It is apparent that the genetic effects of the DMI application on P. fijiensis populations are solely targeted on modifications on the Pfcyp51. 11 Most Pfcyp51 modulations parallel the DMI fungicide resistance response and are comparable with those identified in other organisms. Substitutions V137A and I379V are correlated with reduced sensitivities to triadimenol in Erysiphe necator and to tebuconazole in Z. tritici, respectively. 24 The accumulation of mutations tends to confer increased resistance to DMI. 24 Here, we were unable to determine such specific substitutions for any of the tested fungicides, which might be due to the high number of factors analysed (individual mutations, mutation combination and seven levels of promoter insertions) and hence, further studies may identify unique mutation/efficacy interactions. Sensitive isolates also show variation in Pfcyp51 with a maximum of three aa changes. Overall, the maximum number of amino acid substitutions was found in Philippines isolates, which accumulated up to seven amino acid substitutions in the coding region of Pfcyp51. Such a high degree of polymorphism in CYP51 was previously reported for Oculimacula (Tapesia) acuformis and O. yallundae. 35 The substitutions resulting in A19E, I71M, D72E, V261L, I265T, H378N, R416G, D458E, D458V, Y459N, Y459S, ΔY459 and G460D were hitherto unknown in P. fijiensis, although other changes in positions 461 and 462 (SEPTTR 459 and 460) were reported to affect DMI sensitivity. 12 , 13 , 40 Substitutions A19E, Y59F, V117L and R416G were solely detected in DMI sensitive isolates, suggesting that these represent natural random variation, uncorrelated with DMI sensitivity.
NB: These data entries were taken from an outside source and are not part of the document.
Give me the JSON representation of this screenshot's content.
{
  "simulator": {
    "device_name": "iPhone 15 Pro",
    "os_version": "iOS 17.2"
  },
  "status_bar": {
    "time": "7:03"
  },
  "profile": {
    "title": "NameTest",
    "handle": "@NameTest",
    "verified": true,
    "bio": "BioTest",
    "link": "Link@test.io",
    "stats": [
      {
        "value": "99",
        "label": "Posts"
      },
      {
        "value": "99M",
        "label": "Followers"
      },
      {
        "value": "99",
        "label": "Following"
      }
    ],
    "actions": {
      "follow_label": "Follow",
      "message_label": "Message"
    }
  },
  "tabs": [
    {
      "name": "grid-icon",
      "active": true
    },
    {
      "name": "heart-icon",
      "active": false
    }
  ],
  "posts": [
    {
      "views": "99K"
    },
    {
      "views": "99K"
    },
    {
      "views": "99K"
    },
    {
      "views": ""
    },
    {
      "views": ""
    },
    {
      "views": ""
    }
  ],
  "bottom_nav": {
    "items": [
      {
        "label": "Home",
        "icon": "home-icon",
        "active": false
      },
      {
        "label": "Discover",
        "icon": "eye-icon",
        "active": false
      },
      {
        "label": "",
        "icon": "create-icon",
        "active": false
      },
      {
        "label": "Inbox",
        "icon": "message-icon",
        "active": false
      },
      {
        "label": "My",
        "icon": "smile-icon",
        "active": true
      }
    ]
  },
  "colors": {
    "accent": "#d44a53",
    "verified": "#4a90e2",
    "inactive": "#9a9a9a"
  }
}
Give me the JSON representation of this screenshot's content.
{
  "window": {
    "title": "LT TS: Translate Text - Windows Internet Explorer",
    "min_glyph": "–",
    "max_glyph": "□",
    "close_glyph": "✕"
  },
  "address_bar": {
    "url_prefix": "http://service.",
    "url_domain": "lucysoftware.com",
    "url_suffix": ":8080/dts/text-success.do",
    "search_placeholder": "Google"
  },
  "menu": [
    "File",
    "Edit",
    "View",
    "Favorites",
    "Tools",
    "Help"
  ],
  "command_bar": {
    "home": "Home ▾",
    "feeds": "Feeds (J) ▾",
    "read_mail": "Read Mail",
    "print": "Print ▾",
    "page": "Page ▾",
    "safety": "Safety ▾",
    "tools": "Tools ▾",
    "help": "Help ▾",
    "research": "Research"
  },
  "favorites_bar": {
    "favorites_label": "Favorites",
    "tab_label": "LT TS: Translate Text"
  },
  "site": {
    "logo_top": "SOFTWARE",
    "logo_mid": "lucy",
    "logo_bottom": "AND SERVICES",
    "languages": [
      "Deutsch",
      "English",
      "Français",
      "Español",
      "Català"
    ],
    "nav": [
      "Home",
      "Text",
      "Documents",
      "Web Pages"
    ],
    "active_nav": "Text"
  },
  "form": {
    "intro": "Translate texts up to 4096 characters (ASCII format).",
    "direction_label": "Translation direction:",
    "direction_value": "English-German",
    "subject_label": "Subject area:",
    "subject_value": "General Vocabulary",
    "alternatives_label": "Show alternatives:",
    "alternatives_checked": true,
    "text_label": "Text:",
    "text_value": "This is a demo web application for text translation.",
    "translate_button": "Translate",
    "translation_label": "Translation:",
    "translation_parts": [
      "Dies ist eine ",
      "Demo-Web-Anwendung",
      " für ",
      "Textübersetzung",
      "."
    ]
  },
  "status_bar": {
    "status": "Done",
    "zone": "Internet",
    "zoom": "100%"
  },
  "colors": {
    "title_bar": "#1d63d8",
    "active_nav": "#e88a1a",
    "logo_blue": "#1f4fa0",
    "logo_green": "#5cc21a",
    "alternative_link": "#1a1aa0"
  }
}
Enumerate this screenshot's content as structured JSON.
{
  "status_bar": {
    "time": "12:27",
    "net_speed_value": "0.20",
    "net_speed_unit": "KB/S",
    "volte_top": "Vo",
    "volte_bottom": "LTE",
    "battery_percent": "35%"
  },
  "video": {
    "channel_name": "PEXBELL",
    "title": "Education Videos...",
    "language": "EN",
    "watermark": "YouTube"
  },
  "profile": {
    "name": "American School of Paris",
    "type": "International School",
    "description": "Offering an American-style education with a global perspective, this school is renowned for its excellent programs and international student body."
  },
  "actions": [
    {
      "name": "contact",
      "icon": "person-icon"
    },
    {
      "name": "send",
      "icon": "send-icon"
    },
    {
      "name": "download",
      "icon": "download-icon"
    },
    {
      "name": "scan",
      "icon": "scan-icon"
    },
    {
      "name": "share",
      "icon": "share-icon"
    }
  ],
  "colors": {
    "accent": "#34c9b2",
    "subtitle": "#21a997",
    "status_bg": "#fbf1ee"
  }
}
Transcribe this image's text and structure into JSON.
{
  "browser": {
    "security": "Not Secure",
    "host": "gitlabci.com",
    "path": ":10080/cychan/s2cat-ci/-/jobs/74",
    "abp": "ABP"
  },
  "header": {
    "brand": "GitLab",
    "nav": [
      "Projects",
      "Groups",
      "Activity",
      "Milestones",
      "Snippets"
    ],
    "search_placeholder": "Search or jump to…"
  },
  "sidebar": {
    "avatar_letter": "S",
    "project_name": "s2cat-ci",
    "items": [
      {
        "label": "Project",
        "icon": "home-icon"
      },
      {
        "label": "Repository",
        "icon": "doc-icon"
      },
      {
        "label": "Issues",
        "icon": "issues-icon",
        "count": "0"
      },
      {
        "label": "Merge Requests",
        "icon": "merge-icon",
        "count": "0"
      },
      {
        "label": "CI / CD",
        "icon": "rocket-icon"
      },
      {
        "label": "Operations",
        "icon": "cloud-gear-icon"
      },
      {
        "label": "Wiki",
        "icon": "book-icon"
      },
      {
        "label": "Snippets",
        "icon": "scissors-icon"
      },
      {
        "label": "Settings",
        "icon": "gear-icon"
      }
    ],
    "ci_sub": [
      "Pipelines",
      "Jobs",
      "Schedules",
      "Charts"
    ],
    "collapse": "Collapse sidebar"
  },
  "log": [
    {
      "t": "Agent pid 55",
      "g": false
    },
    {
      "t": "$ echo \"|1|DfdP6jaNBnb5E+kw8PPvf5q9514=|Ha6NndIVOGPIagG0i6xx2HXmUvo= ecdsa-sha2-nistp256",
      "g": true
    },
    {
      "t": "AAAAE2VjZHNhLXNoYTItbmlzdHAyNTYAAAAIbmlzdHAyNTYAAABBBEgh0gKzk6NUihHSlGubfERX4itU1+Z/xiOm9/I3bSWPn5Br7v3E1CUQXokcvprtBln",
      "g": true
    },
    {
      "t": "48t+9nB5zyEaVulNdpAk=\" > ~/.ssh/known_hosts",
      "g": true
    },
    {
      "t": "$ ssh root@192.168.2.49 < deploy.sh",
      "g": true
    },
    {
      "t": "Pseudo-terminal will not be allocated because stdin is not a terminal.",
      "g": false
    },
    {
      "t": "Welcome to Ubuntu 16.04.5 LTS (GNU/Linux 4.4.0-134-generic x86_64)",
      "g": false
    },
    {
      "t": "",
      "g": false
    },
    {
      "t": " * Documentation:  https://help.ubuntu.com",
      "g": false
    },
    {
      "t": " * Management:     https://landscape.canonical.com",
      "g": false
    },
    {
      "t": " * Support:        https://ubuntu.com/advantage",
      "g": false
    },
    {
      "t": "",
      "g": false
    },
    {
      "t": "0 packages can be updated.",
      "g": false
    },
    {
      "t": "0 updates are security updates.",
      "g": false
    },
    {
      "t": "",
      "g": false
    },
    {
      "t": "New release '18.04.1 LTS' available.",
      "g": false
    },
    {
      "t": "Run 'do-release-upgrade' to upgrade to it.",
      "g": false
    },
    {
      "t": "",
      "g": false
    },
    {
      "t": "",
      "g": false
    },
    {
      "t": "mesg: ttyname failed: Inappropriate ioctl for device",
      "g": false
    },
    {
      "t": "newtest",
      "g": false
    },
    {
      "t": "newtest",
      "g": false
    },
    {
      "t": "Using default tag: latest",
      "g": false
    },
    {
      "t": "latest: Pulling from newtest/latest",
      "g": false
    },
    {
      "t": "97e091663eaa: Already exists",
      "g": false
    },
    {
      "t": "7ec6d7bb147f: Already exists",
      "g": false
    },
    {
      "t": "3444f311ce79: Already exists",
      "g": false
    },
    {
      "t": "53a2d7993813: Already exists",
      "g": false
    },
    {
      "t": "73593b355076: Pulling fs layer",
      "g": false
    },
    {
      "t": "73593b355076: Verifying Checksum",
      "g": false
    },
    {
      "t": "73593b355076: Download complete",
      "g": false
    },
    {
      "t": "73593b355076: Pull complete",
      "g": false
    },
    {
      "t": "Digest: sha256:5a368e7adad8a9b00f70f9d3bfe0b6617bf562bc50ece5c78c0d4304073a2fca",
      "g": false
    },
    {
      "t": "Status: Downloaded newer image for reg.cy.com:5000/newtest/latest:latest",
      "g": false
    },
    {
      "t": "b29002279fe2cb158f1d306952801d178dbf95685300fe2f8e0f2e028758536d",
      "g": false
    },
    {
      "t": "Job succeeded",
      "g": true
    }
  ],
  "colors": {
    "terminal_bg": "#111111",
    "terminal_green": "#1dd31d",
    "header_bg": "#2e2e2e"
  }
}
Notably, substitution I265T – although also detected in a DMI‐sensitive isolate – was correlated with additive reduced efficacy of DMIs. Similarly, substitutions T18I and A444S are present in both sensitive and resistant isolates, but also correlated with additive effects in isolates with reduced sensitivity. These observed additive effects might be explained as compensatory substitutions for DMI sensitivity as illustrated by aa changes at positions 459 to 461 in ZtCYP51, compensating the I381V substitution that was, by itself, enzymatically lethal as corroborated by complementation experiments in Saccharomyces cerevisiae. 25 Nevertheless, these modifications urge for additional studies to elucidate their contribution to P. fijiensis survival.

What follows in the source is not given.